On November 5, 2015, in Mariana, Brazil, a dam at a mine burst, leaking 50 million cubic meters of toxic mineral waste into the Rio Doce (Sweet River). Brazil’s interior minister calls the spill the worst environmental disaster Brazil has ever seen and many predict it will take decades for the area to come close to recuperating. I will be photographically documenting the effects on the communities of the Rio Doce Valley when I travel to the Brazilian state of Minas Gerais this summer. I will meet up with Andrés Camacho, a recent UMBC graduate, who is currently biking the length of the Rio Doce and interviewing the people who live there in order to gauge residents’ reactions and tell their stories. Together we will produce a photographic essay on the current state of the area complete with first-hand interviews of those affected in hope of creating awareness of the Rio Doce Valley disaster and its aftermath. Additionally, I am collaborating with a Georgetown professor who is gathering an international group of scholars to study the historical background of the area and the disaster’s current environmental and social repercussions on the Rio Doce valley. I will be contributing to his project by providing photographs to be used in his upcoming website and Andrés will be providing interviews and written accounts for the site as well. As I have been studying in Brazil for the past seven months, I am excited to put my knowledge of the culture and language to work on this project and am interested in hearing about this disaster from those most directly affected. Furthermore, as a photographer, I am eager to participate in a collaboration of this nature to grasp the feasibility of similar collaborations in the future.

Sarah Miller

Who is your mentor for your research/artistic project? How did you arrange to work with this person?
Lee Boot, Visual Arts, Director of IRC.
I had actually not met Lee before he became my mentor but I had heard countless wonderful things about him and a co-worker of his thought that his work experience and knowledge could lend itself advantageously to my project. He’s given me invaluable advice and incredible guidance thus far.

How did you know this was the project you wanted to do?
I had been living in Brazil for 9 months and I knew that I wanted to stay through the summer (or rather, winter because of the southern hemisphere). I care deeply about the environment and when the mine spill occurred, it was huge news at first but a month afterwards I heard little about it. Furthermore, very few of my friends and family members in the U.S. had heard about this which surprised me because it is the largest mine spill in world history and its occurrence and response to it affects everyone, everywhere. I was interested in finding out more about it and when Andres Camacho, a recent UMBC graduate, decided to do a freelance journalism project about the aftermath, I became interested in collaborating with him on it.

Is this your first independent research/artistic project? What have you learned from the process so far?
This is my first independent research project of this kind and it has certainly been a learning experience. I have been working hard on it but I have to accept at times that I will have some shortcomings with it because I’m learning as I go. That’s just part of the process and learning from it will make me a better researcher in the future.

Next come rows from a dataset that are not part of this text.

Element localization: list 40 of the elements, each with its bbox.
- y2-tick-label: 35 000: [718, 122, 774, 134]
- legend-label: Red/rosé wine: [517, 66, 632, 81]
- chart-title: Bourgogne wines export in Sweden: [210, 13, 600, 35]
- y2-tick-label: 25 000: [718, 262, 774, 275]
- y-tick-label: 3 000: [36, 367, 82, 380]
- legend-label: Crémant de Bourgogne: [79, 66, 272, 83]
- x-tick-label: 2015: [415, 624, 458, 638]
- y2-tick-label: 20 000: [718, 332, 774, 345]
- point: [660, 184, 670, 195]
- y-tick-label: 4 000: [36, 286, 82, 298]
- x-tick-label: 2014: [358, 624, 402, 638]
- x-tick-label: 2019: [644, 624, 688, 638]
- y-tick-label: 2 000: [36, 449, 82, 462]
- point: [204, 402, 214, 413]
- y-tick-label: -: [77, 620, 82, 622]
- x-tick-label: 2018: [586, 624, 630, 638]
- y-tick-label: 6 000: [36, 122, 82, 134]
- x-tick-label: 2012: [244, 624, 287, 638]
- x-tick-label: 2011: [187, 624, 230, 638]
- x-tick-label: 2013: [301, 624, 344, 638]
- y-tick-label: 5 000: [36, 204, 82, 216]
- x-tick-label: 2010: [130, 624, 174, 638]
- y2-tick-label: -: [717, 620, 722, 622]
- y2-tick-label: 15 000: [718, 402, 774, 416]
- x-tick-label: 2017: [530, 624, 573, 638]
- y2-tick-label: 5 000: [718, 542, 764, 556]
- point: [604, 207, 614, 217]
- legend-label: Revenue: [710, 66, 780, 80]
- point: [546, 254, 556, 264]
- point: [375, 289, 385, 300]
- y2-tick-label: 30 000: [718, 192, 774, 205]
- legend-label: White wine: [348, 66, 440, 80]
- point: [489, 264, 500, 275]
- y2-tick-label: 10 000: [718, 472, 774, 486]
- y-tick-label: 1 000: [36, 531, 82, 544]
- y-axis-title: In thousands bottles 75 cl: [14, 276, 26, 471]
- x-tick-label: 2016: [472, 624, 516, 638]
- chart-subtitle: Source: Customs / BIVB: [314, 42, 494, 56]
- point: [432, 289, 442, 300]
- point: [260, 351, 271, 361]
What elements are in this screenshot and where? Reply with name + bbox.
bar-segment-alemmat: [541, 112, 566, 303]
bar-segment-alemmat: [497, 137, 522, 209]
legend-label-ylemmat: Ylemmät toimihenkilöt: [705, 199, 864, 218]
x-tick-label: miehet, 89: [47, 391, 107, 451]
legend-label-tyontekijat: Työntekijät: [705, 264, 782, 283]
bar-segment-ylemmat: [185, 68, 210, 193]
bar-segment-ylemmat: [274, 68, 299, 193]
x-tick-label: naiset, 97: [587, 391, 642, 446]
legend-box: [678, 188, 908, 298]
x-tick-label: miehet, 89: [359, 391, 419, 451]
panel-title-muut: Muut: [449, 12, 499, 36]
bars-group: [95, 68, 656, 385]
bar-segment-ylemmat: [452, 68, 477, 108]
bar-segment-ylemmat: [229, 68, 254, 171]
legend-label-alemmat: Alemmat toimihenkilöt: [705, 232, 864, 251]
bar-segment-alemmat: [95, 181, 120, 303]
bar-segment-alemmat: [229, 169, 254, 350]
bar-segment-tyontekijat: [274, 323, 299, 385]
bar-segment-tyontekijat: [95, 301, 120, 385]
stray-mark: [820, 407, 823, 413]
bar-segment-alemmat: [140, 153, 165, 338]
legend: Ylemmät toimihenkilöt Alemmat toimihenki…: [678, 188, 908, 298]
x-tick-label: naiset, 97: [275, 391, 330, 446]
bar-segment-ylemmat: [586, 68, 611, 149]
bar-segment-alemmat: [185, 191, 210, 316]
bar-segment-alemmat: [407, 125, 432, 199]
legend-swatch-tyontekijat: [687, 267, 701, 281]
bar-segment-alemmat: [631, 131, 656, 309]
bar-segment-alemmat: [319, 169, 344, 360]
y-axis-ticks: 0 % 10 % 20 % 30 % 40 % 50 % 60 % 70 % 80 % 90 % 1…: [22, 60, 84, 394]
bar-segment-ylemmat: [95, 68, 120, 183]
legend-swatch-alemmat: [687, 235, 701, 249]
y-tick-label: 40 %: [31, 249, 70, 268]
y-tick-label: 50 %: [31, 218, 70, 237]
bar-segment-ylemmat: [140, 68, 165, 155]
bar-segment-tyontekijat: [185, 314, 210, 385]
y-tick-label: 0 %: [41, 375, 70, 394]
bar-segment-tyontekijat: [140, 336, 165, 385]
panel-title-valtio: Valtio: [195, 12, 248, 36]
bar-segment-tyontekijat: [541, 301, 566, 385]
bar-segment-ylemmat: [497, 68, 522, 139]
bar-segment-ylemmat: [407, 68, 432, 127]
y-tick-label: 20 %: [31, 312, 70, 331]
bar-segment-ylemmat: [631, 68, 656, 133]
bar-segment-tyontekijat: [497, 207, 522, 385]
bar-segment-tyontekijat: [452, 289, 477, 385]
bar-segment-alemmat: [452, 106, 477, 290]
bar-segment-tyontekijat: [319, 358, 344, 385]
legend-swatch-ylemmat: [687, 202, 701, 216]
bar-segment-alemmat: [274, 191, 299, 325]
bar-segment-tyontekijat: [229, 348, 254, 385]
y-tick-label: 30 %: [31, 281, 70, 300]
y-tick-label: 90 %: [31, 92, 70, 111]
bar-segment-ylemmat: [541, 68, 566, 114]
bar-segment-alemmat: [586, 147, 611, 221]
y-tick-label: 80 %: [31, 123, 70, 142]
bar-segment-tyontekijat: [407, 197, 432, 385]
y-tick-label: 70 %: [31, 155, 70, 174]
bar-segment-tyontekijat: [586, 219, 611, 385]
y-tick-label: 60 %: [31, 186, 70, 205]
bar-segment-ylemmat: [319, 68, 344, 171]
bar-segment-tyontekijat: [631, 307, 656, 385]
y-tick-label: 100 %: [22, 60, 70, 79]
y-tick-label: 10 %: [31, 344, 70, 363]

How much time do you put into it?
The first leg of the project that I’ve just completed lasted a month. It’s hard to give an estimate on time spent because I first traveled to the Brazilian state of Minas Gerais, then drove the length of the river for about seven days, stopping intermittently in various towns. Afterwards I returned to one city and spent almost two weeks attending meetings, photographing the area, and talking to community members. Now there will be a long process of editing photographs and transcribing and translating interview material. For lab projects it may be easier to track time spent per day on a project but with an immersive and unstructured project such as this, days can range from twelve to two hours of work.

What academic background did you have before you applied for the Undergraduate Research Award (URA)?
Before I applied for the URA, I had completed numerous Portuguese classes (not to mention living with a Brazilian family for about seven months). I also had taken numerous cultural anthropology classes, many of which were specifically focused on Brazil. My degree plan is an integration of sociology, anthropology, history, language classes, and more, which I felt was helpful in preparing me for the project as I am having to draw on various disciplines to complete it.

What are your career goals?
Ideally, I would like to work alongside anthropologists as they complete research and photograph their work to be included in ethnographies, articles, and other publications as a means of providing a more concrete way for the reader to connect to the material they are reading about. I think that photography coupled with anthropology -or any form of research- can also benefit the public because photographs can often speak to a wider demographic range than can scientific writing.